On January 30, the Departments of Treasury, Labor, and Health and Human Services (the “Departments”) released proposed regulations regarding contraceptive coverage for employees of religious employers. This guidance is the latest in a series of guidance and proposals from the Departments on the requirement under the Affordable Care Act (ACA) that issuers and group health plans offer contraceptive coverage without cost-sharing. While the proposed rules modestly expand the categories of religious employers that may be exempted entirely from the contraceptive coverage requirement or that may be eligible for an accommodation under which they would not be required to provide contraceptive coverage directly, for the most part, the proposed rules reflect a continuation of existing policies.

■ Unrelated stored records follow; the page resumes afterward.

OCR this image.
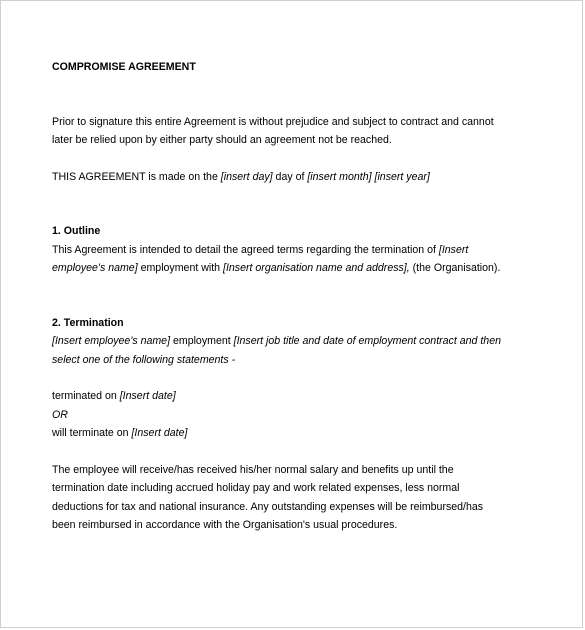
COMPROMISE AGREEMENT

Prior to signature this entire Agreement is without prejudice and subject to contract and cannot

later be relied upon by either party should an agreement not be reached.

THIS AGREEMENT is made on the [insert day] day of [insert month] [insert year]

1. Outline

This Agreement is intended to detail the agreed terms regarding the termination of [Insert

employee's name] employment with [Insert organisation name and address], (the Organisation).

2. Termination

[Insert employee's name] employment [Insert job title and date of employment contract and then

select one of the following statements -

terminated on [Insert date]

OR

will terminate on [Insert date]

The employee will receive/has received his/her normal salary and benefits up until the

termination date including accrued holiday pay and work related expenses, less normal

deductions for tax and national insurance. Any outstanding expenses will be reimbursed/has

been reimbursed in accordance with the Organisation's usual procedures.
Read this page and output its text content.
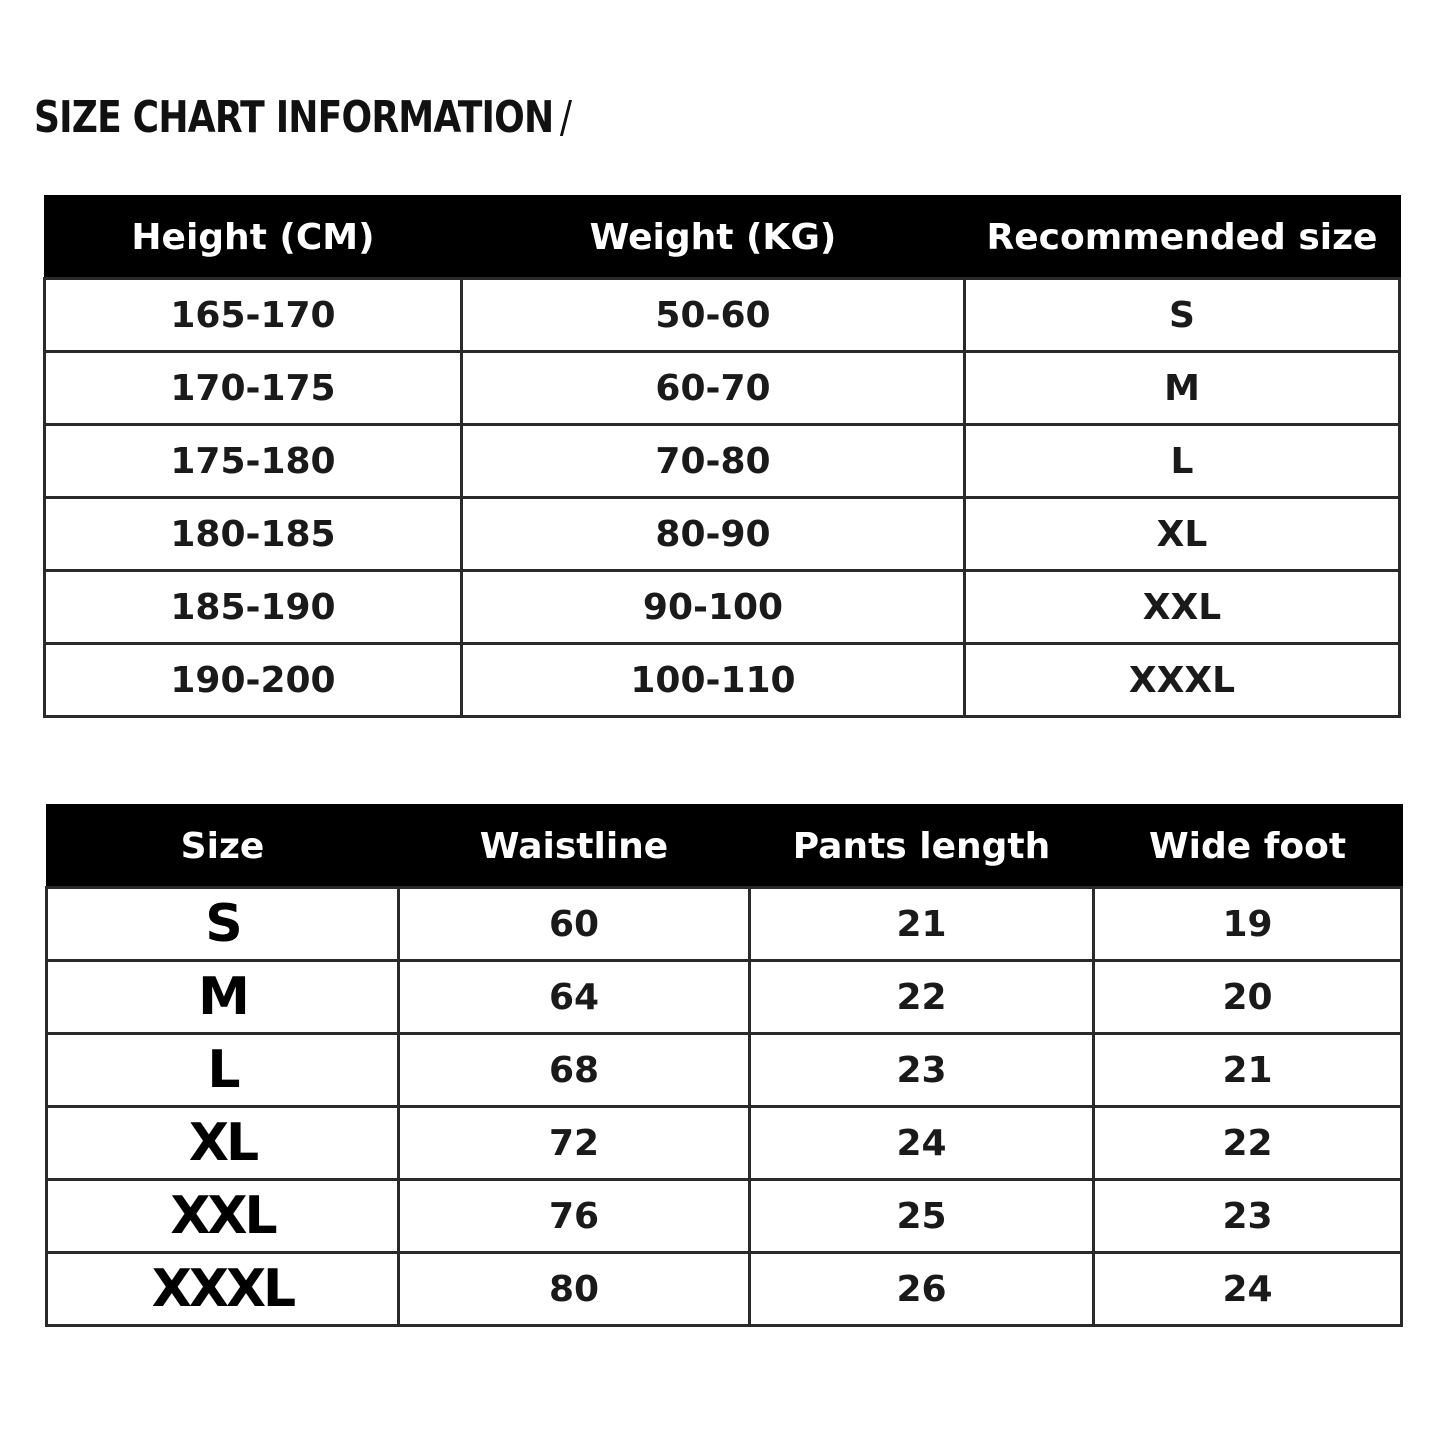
SIZE CHART INFORMATION /
Height (CM)	Weight (KG)	Recommended size
165-170	50-60	S
170-175	60-70	M
175-180	70-80	L
180-185	80-90	XL
185-190	90-100	XXL
190-200	100-110	XXXL
Size	Waistline	Pants length	Wide foot
S	60	21	19
M	64	22	20
L	68	23	21
XL	72	24	22
XXL	76	25	23
XXXL	80	26	24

Under federal guidelines implementing the ACA’s requirement that group health plans and health insurance issuers cover preventative services for participants without cost sharing, group health plans and health insurance issuers must provide participants access to all FDA-approved contraceptives, sterilization, and reproductive counseling for women (“contraceptive coverage requirement”). This requirement was generally effective for plan years beginning on or after August 1, 2012. After considerable debate, however, the Departments issued final rules in February 2012 that exempted a limited category of religious institutions from the contraceptive coverage requirement. The exemption in the final rules covered only institutions that qualify under a provision of the Internal Revenue Code as nonprofit churches, associations of churches or religious orders, primarily employ and serve members of the same faith, and have a primary purpose of inculcating religious values. This standard excluded many church-affiliated organizations, such as certain charities, hospitals and universities whose mission is not primarily religious and that are open to, and employ, members of the public generally. In order to further consider the application of the contraceptive coverage requirement to these institutions, the Department of Health and Human Services (HHS) simultaneously announced a one-year moratorium on enforcement of the requirement against employers that self-certify that they are nonprofit entities that object to the contraceptive coverage requirement on religious grounds and notify participants that they will not be providing contraceptive services.
As the next step in the guidance process, in March 2012, the Departments provided an advanced notice of proposed rule making (the “March 2012 Notice”) indicating an intent to use a three-prong test to determine whether an employer was an “eligible organization.” Eligible organizations would still be subject to the contraceptive coverage requirement, but would be provided with an accommodation under which they would not be required to directly provide or pay for contraceptive coverage. Instead, under the Departments’ proposal, the insurer or, in the case of self-insured plans, the third-party administrator would provide a separate stand-alone contraceptive policy that would not be funded by the employer. To qualify as an “eligible organization,” an employer would be required to self-certify that it is a nonprofit, religious organization that has a bona fide religious objection to covering contraceptives. The March 2012 Notice requested comments on a number of issues, including how best to determine whether an employer would be considered “religious” for this purpose.